Il Monte dei Paschi di Siena cambia il presidente, Intesa Sanpaolo sceglie un nuovo modello di governance, UniCredit rimescola la prima linea del management. A parecchi potrà non essere piaciuto, ma è stato il ruvido ricambio deciso dal premier Matteo Renzi alla Cassa depositi e prestiti a mettere in moto una giostra nelle stanze dei bottoni delle grandi banche italiane. Che promette solo di continuare, sulla scia del colpo di frusta dato dal governo alle Popolari all’inizio dell’anno, mentre anche le Fondazioni “autoriformate” sembrano vicine a una cambio di stagione.



È fin troppo banale appaiare l’ascesa di Massimo Tononi al vertice di Mps con quella di Claudio Costamagna alla presidenza della Cdp. Però è un fatto che si siano succeduti alla guida di Goldman Sachs in Italia; e se Costamagna è stato braccio destro di Romano Prodi, presidente dell’Iri e poi premier nell’epoca ruggente delle privatizzazioni, Tononi ha militato nell’esecutivo Prodi-2 come sottosegretario al Tesoro.



Può non rendere merito al valore di Alessandro Profumo, né a quello di Roberto Nicastro, segnalare il loro ritiro contemporaneo: l’uno da Rocca Salimbeni – dopo tre anni di difficile traghettamento – l’altro da UniCredit, dov’era numero due del Ceo Federico Ghizzoni, dopo essere stato il luogotenente di più lungo corso dello stesso Profumo in Piazza Cordusio (ora per Nicastro qualcuno ipotizza il passaggio alla tolda di Bnp-Bnl, lasciata libera da Fabio Gallia, chiamato come amministratore delegato nel nuovo ticket Cdp).
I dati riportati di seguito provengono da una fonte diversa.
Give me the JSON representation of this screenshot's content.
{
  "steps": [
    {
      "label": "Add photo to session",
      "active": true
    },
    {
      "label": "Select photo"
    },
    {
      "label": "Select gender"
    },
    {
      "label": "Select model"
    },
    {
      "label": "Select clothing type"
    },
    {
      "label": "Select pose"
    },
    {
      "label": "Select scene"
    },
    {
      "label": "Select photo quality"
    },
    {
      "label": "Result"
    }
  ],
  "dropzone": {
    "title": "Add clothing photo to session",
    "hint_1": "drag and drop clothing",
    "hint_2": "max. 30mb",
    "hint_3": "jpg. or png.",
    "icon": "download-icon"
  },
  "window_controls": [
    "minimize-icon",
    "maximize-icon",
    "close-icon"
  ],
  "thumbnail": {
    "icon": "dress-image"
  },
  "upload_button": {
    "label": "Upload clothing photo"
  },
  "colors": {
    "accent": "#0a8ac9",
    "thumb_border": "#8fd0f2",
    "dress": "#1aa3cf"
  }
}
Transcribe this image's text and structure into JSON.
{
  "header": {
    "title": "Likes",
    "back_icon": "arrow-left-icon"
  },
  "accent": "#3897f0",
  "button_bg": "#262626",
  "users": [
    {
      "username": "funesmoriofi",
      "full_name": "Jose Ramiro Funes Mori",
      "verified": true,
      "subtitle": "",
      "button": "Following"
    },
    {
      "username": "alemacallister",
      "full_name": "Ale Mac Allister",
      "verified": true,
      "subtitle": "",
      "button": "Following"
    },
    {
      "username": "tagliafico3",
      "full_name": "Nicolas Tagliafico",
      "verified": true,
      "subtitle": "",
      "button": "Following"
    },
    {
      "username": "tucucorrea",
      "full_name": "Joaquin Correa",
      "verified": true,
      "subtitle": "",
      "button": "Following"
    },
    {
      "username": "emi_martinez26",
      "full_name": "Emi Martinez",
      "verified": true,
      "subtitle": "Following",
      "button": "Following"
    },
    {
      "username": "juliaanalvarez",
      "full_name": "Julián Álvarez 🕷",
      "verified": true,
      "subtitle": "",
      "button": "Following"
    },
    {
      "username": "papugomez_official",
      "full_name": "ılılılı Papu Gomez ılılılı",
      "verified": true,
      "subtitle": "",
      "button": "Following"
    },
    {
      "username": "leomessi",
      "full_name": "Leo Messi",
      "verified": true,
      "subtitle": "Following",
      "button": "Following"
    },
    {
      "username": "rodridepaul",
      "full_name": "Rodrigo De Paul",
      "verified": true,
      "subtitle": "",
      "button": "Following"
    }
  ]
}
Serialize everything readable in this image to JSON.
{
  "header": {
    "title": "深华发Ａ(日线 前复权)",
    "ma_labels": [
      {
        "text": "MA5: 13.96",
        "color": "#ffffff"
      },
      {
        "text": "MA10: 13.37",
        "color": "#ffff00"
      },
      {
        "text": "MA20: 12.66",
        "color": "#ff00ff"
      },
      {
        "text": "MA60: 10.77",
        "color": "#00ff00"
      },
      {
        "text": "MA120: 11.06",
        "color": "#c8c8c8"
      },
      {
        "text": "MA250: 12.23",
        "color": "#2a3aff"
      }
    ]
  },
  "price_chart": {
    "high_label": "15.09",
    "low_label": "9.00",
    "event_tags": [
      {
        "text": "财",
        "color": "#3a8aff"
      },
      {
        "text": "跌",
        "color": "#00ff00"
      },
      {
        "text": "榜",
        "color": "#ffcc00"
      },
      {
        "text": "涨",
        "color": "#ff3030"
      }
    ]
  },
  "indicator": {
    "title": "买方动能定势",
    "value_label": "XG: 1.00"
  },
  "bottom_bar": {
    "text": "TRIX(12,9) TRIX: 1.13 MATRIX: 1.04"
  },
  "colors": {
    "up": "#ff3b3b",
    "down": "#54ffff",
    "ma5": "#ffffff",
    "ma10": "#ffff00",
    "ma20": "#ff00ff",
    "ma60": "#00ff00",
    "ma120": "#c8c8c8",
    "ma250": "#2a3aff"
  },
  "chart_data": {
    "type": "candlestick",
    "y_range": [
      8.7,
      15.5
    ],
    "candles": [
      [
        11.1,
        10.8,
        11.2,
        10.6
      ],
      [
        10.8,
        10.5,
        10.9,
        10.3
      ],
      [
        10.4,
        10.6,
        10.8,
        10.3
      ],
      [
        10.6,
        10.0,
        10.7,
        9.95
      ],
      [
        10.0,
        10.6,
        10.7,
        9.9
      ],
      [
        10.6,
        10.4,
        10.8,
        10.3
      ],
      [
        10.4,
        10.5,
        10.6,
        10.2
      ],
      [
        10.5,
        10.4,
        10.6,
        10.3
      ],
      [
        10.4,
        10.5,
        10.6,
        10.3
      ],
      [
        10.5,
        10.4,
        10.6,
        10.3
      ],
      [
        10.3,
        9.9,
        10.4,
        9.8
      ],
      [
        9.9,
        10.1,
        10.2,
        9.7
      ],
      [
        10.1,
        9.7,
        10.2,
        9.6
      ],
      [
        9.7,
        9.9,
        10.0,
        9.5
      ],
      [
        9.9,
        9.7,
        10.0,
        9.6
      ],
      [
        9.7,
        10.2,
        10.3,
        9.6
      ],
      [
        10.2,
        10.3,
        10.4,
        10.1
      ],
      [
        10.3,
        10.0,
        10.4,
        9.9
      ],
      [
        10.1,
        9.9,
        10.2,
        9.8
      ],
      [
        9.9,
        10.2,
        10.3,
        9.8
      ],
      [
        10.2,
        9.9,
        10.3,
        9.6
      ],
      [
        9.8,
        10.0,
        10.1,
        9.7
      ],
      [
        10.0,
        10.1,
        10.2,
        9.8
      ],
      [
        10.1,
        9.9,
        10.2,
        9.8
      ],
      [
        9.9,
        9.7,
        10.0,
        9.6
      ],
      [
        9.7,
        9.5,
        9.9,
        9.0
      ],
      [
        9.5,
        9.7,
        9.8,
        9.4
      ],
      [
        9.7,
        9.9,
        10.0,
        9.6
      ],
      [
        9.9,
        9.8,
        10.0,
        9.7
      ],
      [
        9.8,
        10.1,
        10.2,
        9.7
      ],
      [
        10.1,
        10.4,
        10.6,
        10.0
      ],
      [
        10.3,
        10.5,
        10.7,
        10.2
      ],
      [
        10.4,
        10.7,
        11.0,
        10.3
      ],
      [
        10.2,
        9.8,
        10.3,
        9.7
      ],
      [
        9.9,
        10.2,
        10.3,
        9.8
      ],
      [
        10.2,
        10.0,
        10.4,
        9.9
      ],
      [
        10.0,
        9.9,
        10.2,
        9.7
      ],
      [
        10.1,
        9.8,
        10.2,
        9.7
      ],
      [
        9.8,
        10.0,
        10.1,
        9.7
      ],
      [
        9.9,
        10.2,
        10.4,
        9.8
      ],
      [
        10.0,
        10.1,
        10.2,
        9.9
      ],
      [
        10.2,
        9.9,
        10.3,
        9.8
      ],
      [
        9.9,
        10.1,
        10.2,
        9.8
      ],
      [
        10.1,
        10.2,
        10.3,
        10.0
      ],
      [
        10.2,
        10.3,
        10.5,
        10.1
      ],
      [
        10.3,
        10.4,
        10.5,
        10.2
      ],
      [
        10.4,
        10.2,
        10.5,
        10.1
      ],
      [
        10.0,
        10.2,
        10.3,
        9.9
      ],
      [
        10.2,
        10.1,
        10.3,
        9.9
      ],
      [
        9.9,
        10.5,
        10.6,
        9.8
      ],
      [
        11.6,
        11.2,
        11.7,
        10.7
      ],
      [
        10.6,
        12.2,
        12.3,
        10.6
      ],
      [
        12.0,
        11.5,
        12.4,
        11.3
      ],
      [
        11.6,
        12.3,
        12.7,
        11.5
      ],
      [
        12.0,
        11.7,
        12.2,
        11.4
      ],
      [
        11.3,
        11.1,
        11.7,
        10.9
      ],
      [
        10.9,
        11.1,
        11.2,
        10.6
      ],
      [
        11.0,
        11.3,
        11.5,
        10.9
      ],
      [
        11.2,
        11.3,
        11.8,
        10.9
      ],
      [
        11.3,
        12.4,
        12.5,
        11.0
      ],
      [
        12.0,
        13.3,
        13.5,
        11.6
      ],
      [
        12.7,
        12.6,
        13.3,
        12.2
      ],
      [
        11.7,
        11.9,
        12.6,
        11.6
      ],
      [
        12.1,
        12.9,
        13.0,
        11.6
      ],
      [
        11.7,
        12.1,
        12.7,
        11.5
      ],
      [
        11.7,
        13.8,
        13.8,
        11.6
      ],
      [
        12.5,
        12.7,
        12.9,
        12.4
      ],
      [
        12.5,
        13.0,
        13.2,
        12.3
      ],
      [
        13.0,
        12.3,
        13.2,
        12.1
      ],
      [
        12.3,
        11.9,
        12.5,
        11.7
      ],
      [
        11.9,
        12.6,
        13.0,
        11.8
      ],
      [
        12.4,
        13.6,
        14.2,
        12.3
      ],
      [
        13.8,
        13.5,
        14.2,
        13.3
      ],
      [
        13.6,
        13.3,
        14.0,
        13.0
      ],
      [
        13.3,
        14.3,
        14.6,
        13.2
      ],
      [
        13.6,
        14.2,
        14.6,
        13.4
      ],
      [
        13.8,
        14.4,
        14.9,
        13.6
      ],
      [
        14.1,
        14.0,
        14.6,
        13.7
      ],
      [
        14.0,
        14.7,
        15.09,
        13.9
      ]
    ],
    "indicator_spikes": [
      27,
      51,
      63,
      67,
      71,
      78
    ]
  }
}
L’accelerazione di Intesa Sanpaolo verso uno snellimento sostanziale della struttura di governo societario – tuttora duale – sembra aumentare la probabilità che la prossima primavera Giovanni Bazoli abbandoni dopo 34 anni una presidenza virtualmente “a vita” dopo la ricostruzione dell’Ambrosiano. Il Professore bresciano è stato protagonista-oggetto di una delle prime polemiche pubbliche del Renzi rottamatore ancora al tempo delle primarie del Pd, ma il punto alla fine non sembra questo: è neppure se, dieci anni dopo la fusione, la prima poltrona toccherà a un esponente torinese come Gian Maria Gros-Pietro.



Dietro cognomi e organigrammi, la questione sembra più profonda. Tutte e tre le grandi banche milanesi dell’era contemporanea (UniCredit, Intesa e Mediobanca) si presentano appannate. Non è neppure un problema di conti: fra le cugine europee sopravvissute alla grande crisi ve ne sono in condizioni più precarie, reduci da crisi peggiori di quelle sofferte e risolte a Milano. Le tre sorelle meneghine, piuttosto, sembrano aver smarrito un’identità: non sono più trainanti di alcun progetto-Paese (simbolico il disimpegno finale da Telecom). E mentre l’amministratore delegato di Piazzetta Cuccia, Alberto Nagel, se ne esce in sordina dal caso Ligresti, non è un caso che Renzi punti sulla trazione Goldman sia per la “nuova Iri”, sia per il delicato riassetto del Montepaschi, ancora da mettere in sicurezza sia sul piano strategico-finanziario che su quelli giudiziario e politico.